I found it hard to believe too, but that's the way it was explained to me by the doctor and the patient. Somehow it wasn't just skin that was peeled back, it started at the scalp and maybe ended up spreading out a skull suture? I dunno, I just like (in a horror-story way) the image of my brother-in-law with his face folded down. :P
posted by rodii at 9:46 AM on January 6, 2001


The whole method of cutting from ear to ear and pulling the skin down is a common technique. I almost had it done when I got hit by a baseball and it cracked my skull just above one of my eyes and next to my nose. Noting my Dad's baldness (which has now caught up to me) the Doctor decided to instead go with an incision along my eyebrow.

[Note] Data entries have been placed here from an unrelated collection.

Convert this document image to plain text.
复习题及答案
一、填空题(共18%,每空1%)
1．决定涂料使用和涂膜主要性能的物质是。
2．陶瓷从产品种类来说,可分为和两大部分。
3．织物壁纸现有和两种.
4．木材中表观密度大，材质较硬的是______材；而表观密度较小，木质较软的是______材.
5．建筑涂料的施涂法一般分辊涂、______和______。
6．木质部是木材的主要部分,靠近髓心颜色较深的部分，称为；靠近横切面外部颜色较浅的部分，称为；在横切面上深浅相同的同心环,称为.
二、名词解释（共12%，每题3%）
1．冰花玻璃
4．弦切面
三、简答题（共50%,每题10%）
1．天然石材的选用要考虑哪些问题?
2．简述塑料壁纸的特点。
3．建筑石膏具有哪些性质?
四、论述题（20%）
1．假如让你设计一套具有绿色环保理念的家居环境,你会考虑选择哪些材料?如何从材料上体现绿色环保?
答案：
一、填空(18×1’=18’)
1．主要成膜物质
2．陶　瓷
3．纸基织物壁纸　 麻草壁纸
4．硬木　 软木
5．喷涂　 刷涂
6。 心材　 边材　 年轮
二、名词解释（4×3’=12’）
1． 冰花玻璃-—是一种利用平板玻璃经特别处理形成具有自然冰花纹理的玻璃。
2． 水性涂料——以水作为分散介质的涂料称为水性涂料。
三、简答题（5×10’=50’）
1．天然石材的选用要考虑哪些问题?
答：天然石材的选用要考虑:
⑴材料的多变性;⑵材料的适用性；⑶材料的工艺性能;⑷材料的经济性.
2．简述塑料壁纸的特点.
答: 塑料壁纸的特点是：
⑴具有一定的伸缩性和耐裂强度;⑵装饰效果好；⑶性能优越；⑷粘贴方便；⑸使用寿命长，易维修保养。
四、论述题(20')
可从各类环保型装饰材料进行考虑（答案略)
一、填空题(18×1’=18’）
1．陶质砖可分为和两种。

I have 2 titanium plates now. No, I don't set off metal detectors, pick up radio stations (alien or otherwise), and Titanium doesn't magnetize so I can't perform any party tricks with a magnet and a spoon.
posted by john at 1:36 PM on January 6, 2001


The point of peeling down the face is probably to avoid large, unsightly scars in highly noticeable places. If the peeling-of-face method is quite safe, it's probably in the patient's best interest. But really, I'm just making this up.
posted by daveadams at 2:24 PM on January 6, 2001


rodii: For the love of Ghod, please, please tell me this was done while your brother-in-law was completely, absolutely, no-chance-of-waking-up-in-the-middle-of-it-all, anesthetized. Right now, I picture him just sitting there while the doctor blithely tries to engage him in small talk while poking away at his naked sinuses. "So, how's the Missus? Good?"